Back in the Premier League with boyhood fans as manager and captain, playing attractive football and raising a middle finger high in the air, life is pretty sweet at Bramall Lane right now…
The football world is a pretty grim one these days. Take your pick of what depresses you the most: the big clubs owned by morally reprehensible gazillionaires; the small clubs owned by morally reprehensible chancers; the price of pretty much everything; that only a handful of clubs can realistically win anything; VAR; people talking about VAR; inter-club social media banter.
These are dark times for much of the game, but the light is touching a few places. And perhaps bathed in the warmest glow are Sheffield United. Back in the Premier League for the first time since 2007, a time in which they dropped all the way into the third tier, where they stayed for six long, grinding seasons.
Then Chris Wilder returned, since when it’s been almost constant success. Promotion from the third tier, promotion from the second tier, now the Premier League, but it’s the manner of how all that has been achieved that could make them the most satisfying club to support at the moment.
Of course, Manchester City and Liverpool fans will presumably be pretty content with how things are going, but these are clubs at which success is expected, where victory in many cases brings more relief than genuine joy. Your Bournemouths and Watfords are doing well, but have been back in the top flight for a few years now and are becoming comfortable.
But for Sheffield United, they are on the upswing and have been for three years. Not just that, but they’re doing it with a lifelong fan as a manager and a lifelong fan as club captain. And they’re doing it playing attractive, innovative football.
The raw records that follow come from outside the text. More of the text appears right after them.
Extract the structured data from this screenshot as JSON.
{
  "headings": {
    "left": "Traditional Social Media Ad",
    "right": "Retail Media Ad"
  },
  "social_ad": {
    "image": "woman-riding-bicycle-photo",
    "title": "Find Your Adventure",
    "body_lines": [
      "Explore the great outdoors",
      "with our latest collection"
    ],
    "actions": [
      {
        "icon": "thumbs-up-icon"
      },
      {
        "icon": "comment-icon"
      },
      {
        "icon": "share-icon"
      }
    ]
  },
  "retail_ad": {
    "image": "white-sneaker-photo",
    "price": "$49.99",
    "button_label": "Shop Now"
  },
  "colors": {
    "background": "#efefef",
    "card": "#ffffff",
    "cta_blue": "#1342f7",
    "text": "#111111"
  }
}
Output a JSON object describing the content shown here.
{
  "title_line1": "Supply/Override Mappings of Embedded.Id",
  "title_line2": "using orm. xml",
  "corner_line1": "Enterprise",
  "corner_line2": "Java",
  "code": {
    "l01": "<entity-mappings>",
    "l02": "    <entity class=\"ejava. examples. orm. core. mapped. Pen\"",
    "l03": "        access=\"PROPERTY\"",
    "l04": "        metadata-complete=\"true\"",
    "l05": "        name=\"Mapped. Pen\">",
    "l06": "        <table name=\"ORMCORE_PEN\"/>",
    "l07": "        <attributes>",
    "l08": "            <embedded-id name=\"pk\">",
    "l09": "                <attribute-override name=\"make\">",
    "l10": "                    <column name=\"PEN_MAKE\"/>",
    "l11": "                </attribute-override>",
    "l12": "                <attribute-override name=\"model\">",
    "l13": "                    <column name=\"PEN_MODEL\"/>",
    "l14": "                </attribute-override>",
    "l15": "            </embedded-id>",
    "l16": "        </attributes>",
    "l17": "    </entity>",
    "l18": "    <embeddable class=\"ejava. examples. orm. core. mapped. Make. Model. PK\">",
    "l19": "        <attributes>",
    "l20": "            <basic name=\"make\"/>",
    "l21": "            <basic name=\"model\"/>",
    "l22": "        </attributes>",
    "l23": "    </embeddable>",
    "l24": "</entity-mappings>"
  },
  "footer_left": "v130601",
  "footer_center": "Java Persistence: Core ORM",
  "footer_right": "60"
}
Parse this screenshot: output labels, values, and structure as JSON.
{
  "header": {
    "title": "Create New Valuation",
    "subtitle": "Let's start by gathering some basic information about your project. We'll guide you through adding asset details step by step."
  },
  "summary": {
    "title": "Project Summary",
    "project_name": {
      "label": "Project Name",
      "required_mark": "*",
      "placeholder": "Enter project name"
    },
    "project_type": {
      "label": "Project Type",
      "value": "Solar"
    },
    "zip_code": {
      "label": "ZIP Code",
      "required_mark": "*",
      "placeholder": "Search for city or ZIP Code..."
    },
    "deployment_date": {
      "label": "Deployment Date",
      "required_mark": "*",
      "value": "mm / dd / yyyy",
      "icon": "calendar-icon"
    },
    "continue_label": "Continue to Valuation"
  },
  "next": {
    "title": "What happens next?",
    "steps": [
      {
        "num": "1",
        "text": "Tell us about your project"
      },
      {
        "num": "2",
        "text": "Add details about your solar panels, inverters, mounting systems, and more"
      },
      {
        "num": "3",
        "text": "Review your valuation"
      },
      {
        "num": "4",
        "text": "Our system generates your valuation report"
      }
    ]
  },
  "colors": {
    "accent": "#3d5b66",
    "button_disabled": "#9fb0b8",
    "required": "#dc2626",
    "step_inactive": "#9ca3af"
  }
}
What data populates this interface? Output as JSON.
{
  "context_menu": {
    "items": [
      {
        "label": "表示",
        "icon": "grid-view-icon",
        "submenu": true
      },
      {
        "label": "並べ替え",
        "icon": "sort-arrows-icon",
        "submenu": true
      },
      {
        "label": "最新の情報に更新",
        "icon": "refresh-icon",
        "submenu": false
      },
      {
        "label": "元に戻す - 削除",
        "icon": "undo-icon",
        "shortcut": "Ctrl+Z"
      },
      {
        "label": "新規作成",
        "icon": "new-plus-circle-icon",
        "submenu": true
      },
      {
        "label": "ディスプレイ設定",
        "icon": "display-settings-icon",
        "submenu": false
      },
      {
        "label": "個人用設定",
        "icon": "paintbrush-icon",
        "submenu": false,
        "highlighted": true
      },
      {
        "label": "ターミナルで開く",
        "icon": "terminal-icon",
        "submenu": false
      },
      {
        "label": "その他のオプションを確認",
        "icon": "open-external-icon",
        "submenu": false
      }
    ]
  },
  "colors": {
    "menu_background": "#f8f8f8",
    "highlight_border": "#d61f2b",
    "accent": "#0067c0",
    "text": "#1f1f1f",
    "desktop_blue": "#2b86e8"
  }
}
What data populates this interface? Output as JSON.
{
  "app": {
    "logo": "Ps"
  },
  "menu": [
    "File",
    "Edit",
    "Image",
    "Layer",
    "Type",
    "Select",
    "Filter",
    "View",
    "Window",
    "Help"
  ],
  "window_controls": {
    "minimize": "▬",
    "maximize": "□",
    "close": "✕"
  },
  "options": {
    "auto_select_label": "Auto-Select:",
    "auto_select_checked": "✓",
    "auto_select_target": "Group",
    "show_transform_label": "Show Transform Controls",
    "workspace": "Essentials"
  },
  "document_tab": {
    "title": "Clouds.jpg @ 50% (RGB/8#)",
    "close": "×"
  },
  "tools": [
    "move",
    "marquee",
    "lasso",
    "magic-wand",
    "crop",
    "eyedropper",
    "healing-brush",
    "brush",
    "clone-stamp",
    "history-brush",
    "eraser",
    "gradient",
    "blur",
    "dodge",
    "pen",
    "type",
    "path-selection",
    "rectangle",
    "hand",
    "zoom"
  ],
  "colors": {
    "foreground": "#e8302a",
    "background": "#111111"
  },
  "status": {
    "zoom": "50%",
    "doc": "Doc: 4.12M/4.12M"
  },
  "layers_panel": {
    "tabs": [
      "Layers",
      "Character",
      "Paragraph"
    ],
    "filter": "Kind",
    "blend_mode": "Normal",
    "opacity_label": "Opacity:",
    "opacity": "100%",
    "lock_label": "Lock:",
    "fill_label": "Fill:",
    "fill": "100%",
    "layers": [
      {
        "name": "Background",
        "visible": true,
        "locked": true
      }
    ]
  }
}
And they’re doing all of that while being consistently underestimated, which is always satisfying.
There’s something about their squad that reminds you of the Oakland Athletics, baseball side of Moneyball fame. Not necessarily that they use statistical analysis, but that they find players discarded by others, identify what everyone else has missed and fashion a winning team from them.
Consider their players: Billy Sharp had scored 21 league goals in four seasons before he returned to Bramall Lane in 2015; he’s scored 88 in the four since. Jack O’Connell was a bit-part player for Brentford, now he’s one of United’s famous overlapping centre-backs; Ollie Norwood was a perennial nearly man, talented but not quite making the Premier League grade, and is now running games there; David McGoldrick was a talented but injury-prone Championship journeyman, released by Ipswich before becoming one of United’s key men last season. We could go on. They are, as is said in Moneyball, an island of misfit toys, but misfits that fit together perfectly.
I know more than anybody what these supporters have had to go through.
That policy is continuing. Only one of the players they paid money for in the summer was from a Premier League club. Bringing Phil Jagielka back was sentimental to a point, but also fits with the reclamation project theme. Wilder might be stretching the point in an attempt to get a tune out of Ravel Morrison, but if anyone is going to succeed, it’s him.
Wilder has an uncommon ability to get the best from players, to get inside their heads and find out what, as he put it recently, “makes them tick.” It’s the most practical form of man management, not just creating that nebulous concept of good team spirit and togetherness, but actually using personal connections with players to make a tangible difference.
A storm could be coming in the row over the club’s ownership, currently in the courts and with a verdict imminent, but at the moment everything is going right for Sheffield United, after a few years in which everything seemed to go wrong. “I know more than anybody what these supporters have had to go through,” said Wilder after their first win back in the Premier League on Saturday, 1-0 over Crystal Palace. “They really have gone through the mill. But this is definitely a day for them to enjoy, relish and stick in the memory bank.”
And the satisfying thing is they know Wilder is not just offering platitudes. He really does know. Life is sweet for Sheffield United at the moment. Maybe sweeter than for anyone else.